Antes de se alistar na Marinha Mercante com 20 anos, ainda tenta o Diário de Lisboa mas é dissuadido pelo padrinho Joaquim Manso, fundador e diretor do periódico, pelas dificuldades com a censura – 30 anos depois torna-se diretor neste jornal. O tempo de embarcado foi breve, cingindo-se a uma única viagem no navio Sofala com destino a Timor; desceu em Moçambique e foi expulso por indisciplina. Após o serviço militar em Artilharia em Vendas Novas e Figueira da Foz, deambula por empregos circunstanciais antes de se aventurar pela publicação de contos.
No primeiro, Salão de Vinténs editado na antologia universitária Bloco, sente logo a mão da censura; também Os Caminheiros e Outros Contos, de 1949, com capa de Júlio Pomar, é apreendido pela Censura, assim como o livro seguinte, Histórias de Amor, de Julho de 1952, ilustrado por Vítor Palla e publicado pela Editorial Gleba, na coleção de bolso Os Livros das Três Abelhas, dirigida pelo arquiteto e por Aurélio Cruz, é retirado do mercado pela Censura um mês depois, por ser considerado imoral.
Apreendido o livro, o autor é também chamado à PIDE e detido durante um breve período. Mais tarde, em 1972, Dinossauro Excelentíssimo escrito no Natal anterior em Londres, um “retrato grotesco de Salazar”2, publicado pela Arcádia, com ilustrações e capa de João Abel Manta, seria um potencial alvo, mas apontado inopinadamente como um exemplo da liberdade na Assembleia Nacional, a Censura ficou sem capacidade de atuar
Os primeiros volumes valem-lhe um grande incentivo por parte de escritores consagrados como Aquilino Ribeiro, Manuel da Fonseca, Mário Dionísio, entre outros. Com uma escrita livre e documental, de pendor cinematográfico pela narrativa sóbria e limpa, em que se sentia o compromisso com a realidade, de manifesta preocupação social e posição de resistência ao regime autoritário português, o envolvimento de Cardoso Pires com o movimento neorrealista é natural. Ademais, a sua afinidade não só com os escritores, sobretudo poetas, mas também artistas e intelectuais deste movimento, tornam as suas relações próximas, como é patente nas capas das primeiras edições daquelas suas obras, ou o prefácio de Mário Dionísio à sua novela de 1958, O Anjo Ancorado.

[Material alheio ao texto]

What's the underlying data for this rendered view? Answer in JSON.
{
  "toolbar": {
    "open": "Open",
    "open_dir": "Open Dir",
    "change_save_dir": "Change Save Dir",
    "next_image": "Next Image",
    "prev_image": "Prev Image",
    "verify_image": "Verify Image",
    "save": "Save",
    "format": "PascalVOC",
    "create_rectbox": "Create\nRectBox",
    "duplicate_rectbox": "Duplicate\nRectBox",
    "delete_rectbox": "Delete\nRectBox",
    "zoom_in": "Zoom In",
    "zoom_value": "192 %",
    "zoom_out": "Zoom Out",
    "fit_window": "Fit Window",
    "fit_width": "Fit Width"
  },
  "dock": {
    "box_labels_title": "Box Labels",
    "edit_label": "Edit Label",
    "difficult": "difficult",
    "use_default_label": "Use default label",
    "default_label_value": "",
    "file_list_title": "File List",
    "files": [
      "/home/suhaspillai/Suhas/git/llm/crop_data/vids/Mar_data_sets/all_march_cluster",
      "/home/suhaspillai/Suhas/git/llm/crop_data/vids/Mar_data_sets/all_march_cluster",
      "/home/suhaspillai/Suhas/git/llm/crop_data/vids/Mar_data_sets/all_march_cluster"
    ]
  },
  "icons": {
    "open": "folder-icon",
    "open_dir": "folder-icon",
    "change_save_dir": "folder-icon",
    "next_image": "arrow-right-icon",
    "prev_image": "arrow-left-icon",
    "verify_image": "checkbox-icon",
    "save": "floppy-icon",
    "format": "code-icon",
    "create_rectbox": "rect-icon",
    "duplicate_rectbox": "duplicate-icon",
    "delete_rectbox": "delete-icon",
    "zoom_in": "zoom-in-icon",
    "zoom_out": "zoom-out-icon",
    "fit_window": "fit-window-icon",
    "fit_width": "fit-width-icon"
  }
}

Apesar dos caminhos em cada uma das suas obras se renovar, como que numa contínua descoberta de novas direções para um novo recomeço – ou chegando mesmo aa alterar edições posteriores -, esse traço de inquietação é ele mesmo uma constante que percorre a sua vida literária. Nesses novos rumos situam-se o ensaio Cartilha do Marialva e também de 1960 a sua estreia na dramaturgia com O Render dos Heróis – peça proibida de ser levada à cena pelo TEUC por parte da PIDE -, os contos Jogos de Azar (1963), O Hóspede de Job (1963) que recebeu o Prémio Camilo Castelo Branco, da Sociedade Portuguesa de Escritores e foi a primeira obra sua traduzida para francês, e o romance O Delfim (1968) geralmente considerado a sua obra-prima e adaptado ao cinema por Fernando Lopes em 2001.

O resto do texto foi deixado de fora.